I have an Inventory object that encapsulates all the behaviours relevant e.g. add stock; calculate average cost etc. Other than a readonly list, users will never directly interact with this object, rather it is used by other objects such as Customer Orders; Stock Adjustment; Stock Take etc.
Question is, should the Inventory Object be a child object or an editable root object. The actions on the Inventory table in the DB will need to be in the same transaction as the calling object (for example when the Customer Order Object records an order, the Inventory object needs to reduce stock).
This has stumped me for the moment
Thanks in advance
Bonio
Hello Bonio,
Sounds like you want to use the same business object for two different reasons. It might be better to have two business objects - one for the read-only list and another for the editable one.
I had a similar question here http://forums.lhotka.net/forums/thread/1658.aspx . There's some good information in that thread.
Mike
Hi Mike
Thanks for the reply.
Thinking about the use case, the Inventory object needs to sometimes take commands from other objects whilst on one occaision at least it needs to be directly accessible (for stock adjustments). Am looking at the Switchable object template and thinking this may be the solution.
Thanks again,
Bonio
Hello Bonio,
Take a look at that thread. In particular, the first response to my initial question.
"As soon as you say "sometimes I may want to..." you are almost certainly describing a different use case."
I used to think that one database table = one business object. That's not the case. It's perfectly acceptable to have multiple business objects that act on different tables in different ways.
Regards,
Mike
Having studied the use case a bit more carefully, the Inventory object will need to be used both in a Child situation (when performing stock actions for Customer Orders etc) and also as an Editable Root Object (for example when a stock adjustment needs to be performed). So, I think an switchable object might be the best solution.
Yours, ever confused...
Bonio
A further thought on this question:
In Rocky's book he uses the Assigment class to aide collaboration between two other classes. My issue is this: I have an Inventory class that contains methods etc that need to be accessed by other classes (such as order entry etc). I currently have the Inventory class configured as an editable root object as I need some of this functionality.
Being a noob to all this, my question is can I instantiate a editable root object [ERO] within the context of another ERO? For example, could I instantiate the Inventory class within the Order Entry class, use some of its methods to update average costs, stock levels etc and then re-use the object to support the Goods Receiving class or the Return to Vendor class [transactionally as well]?
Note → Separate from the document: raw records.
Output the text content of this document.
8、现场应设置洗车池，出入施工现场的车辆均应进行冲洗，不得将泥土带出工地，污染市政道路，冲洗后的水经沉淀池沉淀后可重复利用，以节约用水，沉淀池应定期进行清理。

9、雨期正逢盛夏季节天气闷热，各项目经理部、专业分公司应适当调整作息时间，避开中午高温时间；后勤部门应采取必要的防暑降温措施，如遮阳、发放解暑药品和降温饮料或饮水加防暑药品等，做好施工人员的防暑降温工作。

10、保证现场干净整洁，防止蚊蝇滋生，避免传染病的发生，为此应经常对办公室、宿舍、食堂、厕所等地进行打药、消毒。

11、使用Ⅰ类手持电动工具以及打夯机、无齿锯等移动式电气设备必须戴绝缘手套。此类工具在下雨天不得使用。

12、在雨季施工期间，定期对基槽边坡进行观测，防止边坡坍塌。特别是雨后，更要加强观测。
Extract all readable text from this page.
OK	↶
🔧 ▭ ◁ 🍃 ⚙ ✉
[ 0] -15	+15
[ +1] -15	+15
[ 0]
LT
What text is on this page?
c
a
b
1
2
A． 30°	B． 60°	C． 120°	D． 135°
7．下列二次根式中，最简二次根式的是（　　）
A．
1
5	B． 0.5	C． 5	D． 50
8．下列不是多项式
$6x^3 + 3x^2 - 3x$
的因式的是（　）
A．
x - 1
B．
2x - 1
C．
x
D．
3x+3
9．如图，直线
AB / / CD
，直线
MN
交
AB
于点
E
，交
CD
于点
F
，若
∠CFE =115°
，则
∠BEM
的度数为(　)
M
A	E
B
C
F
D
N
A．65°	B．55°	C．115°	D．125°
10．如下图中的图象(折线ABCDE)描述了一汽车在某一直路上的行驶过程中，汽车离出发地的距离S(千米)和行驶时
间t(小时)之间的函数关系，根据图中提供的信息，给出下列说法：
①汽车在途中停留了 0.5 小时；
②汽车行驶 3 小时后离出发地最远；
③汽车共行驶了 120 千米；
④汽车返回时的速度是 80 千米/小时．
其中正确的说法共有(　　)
Apologies if I am labouring the point, but this is really stressing me at the mo
Thanks in advance
Bonio
Hi Bonio,
I understand your confusion.
In Rocky's book (Expert C# 2005 BO, p. 50), there's a little piece of information that really helped me understand one of the basic proinciples behind CSLA.
Here Rocky describes a Customer class and an Invoice class, and brings up the point that an Invoice might need Customer data. He says that a "naive solution would be to have the Invoice object make use of the Customer object".
The prefered solution is to have the Invoice directly access the customer data.
Hope this helps.
Thanks for the reply Lukky.
Surely though, if I cannot get business objects to co-operate with each other, it will mean having to duplicate the same piece of code across multiple objects e.g. the same logic for calculating average cost will have to be reproduced in 5 or 6 objects - surely this isn't logical?
Thanks
Bonio
Bonio:Thanks for the reply Lukky.
Surely though, if I cannot get business objects to co-operate with each other, it will mean having to duplicate the same piece of code across multiple objects e.g. the same logic for calculating average cost will have to be reproduced in 5 or 6 objects - surely this isn't logical?
Thanks
Bonio
Bonio:Surely though, if I cannot get business objects to co-operate with each other, it will mean having to duplicate the same piece of code across multiple objects e.g. the same logic for calculating average cost will have to be reproduced in 5 or 6 objects - surely this isn't logical?
The whole point is precisely to normalize behavior in such a way that it is implemented only once in your application. In your case, the fact that you need that behavior in 5 or 6 places clearly indicates that you need to normalize it.
Tom and ajj's suggestion are different way to achieve this normalization. Just like Rocky's example (Assignement class), you need to figure out the comon behavior, and pull it out from these classes.
I have myself re-read chapter 6 today, and the more I read about this behavior normalization, the more I like it.